Je n’ai plus autant d’attentes qu’avant vis-à-vis de l’infrastructure Google. Les atteintes répétées de Google à la liberté d’Internet ont fortement diminué la sympathie que j’avais pour l’entreprise. Désormais, même des choses comme ce système de refroidissement liquide qu’ils déploient me laissent assez froid. Selon les détails, ce n’est sûrement pas simple, mais je n’y vois rien de particulièrement innovant. Si un employé Google lit ceci et s’en attriste, je pense que le problème ne vient pas des individus mais de Google en tant qu’entreprise. Vous pourriez envisager de faire des choses intéressantes ailleurs.

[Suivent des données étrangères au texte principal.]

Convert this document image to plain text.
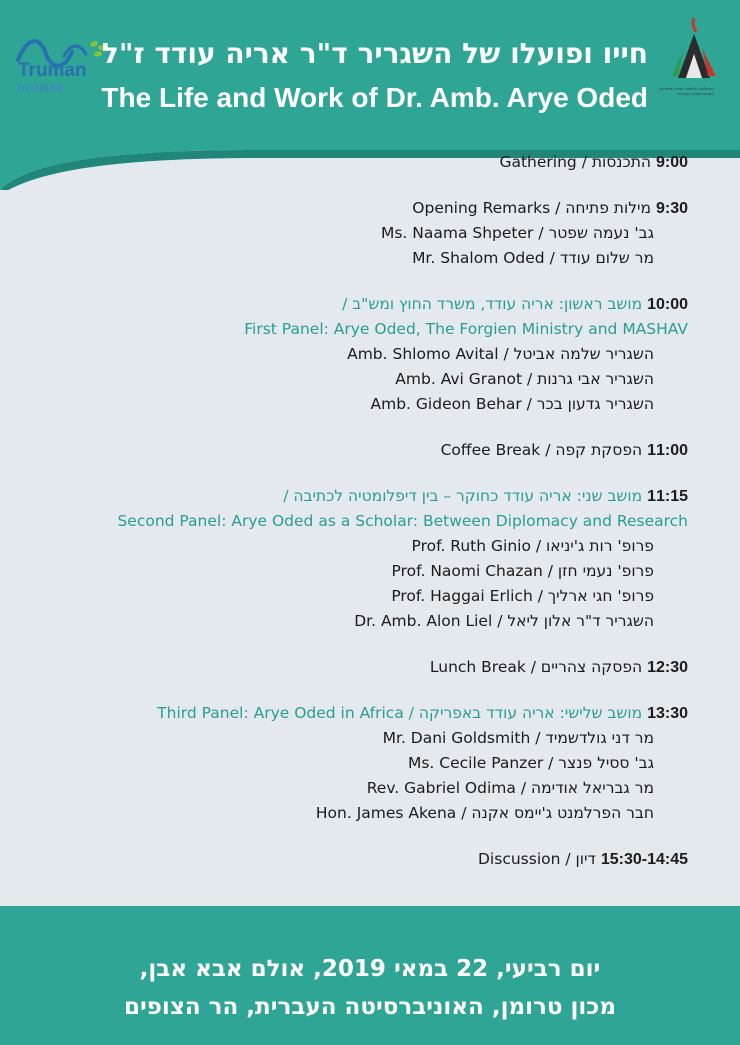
Truman
Institute	המחלקה ללימודי אסיה ואפריקה האוניברסיטה העברית
חייו ופועלו של השגריר ד"ר אריה עודד ז"ל
The Life and Work of Dr. Amb. Arye Oded
9:00 התכנסות / Gathering
9:30 מילות פתיחה / Opening Remarks
גב' נעמה שפטר / Ms. Naama Shpeter
מר שלום עודד / Mr. Shalom Oded
10:00 מושב ראשון: אריה עודד, משרד החוץ ומש"ב /
First Panel: Arye Oded, The Forgien Ministry and MASHAV
השגריר שלמה אביטל / Amb. Shlomo Avital
השגריר אבי גרנות / Amb. Avi Granot
השגריר גדעון בכר / Amb. Gideon Behar
11:00 הפסקת קפה / Coffee Break
11:15 מושב שני: אריה עודד כחוקר – בין דיפלומטיה לכתיבה /
Second Panel: Arye Oded as a Scholar: Between Diplomacy and Research
פרופ' רות ג'יניאו / Prof. Ruth Ginio
פרופ' נעמי חזן / Prof. Naomi Chazan
פרופ' חגי ארליך / Prof. Haggai Erlich
השגריר ד"ר אלון ליאל / Dr. Amb. Alon Liel
12:30 הפסקה צהריים / Lunch Break
13:30 מושב שלישי: אריה עודד באפריקה / Third Panel: Arye Oded in Africa
מר דני גולדשמיד / Mr. Dani Goldsmith
גב' ססיל פנצר / Ms. Cecile Panzer
מר גבריאל אודימה / Rev. Gabriel Odima
חבר הפרלמנט ג'יימס אקנה / Hon. James Akena
15:30-14:45 דיון / Discussion
יום רביעי, 22 במאי 2019, אולם אבא אבן,
מכון טרומן, האוניברסיטה העברית, הר הצופים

Cela me rappelle un exemple intéressant vu chez B1M : la piscine olympique de Paris serait chauffée par la chaleur d’Internet : vidéo YouTube
On entend souvent dire que l’IA gaspille de l’eau ; je me demande si c’est aussi le cas ici. J’aimerais savoir si les CDU utilisent l’eau du site pour du refroidissement par évaporation.
Je me demande quelle est l’économie du refroidissement par eau : est-ce que cela devient intéressant parce que les puces sont plus chères et qu’il faut les faire tourner plus vite, parce que l’espace en data center coûte plus cher et qu’il faut augmenter la densité, ou parce que réduire la distance de transmission du signal (1 pied = 1 nanoseconde) améliore d’autant l’efficacité du calcul ?
En théorie, un utilisateur PC pourrait aussi faire circuler son fluide de refroidissement dans le réservoir des toilettes, et bénéficier ainsi d’un refroidissement efficace à chaque chasse d’eau. Le futur est là.
J’ai souvent travaillé dans des data centers entre 2006 et 2012, et je devais souvent m’y rendre tard le soir. C’est un environnement plus rude qu’on ne l’imagine. J’aurais aimé que le refroidissement soit un peu plus silencieux et moins extrême. Si les ports et autres connecteurs sont à l’arrière, c’est justement parce que c’est de ce côté que se trouve l’admission d’air. Je me souviens être allé du côté chaud pour me réchauffer les mains.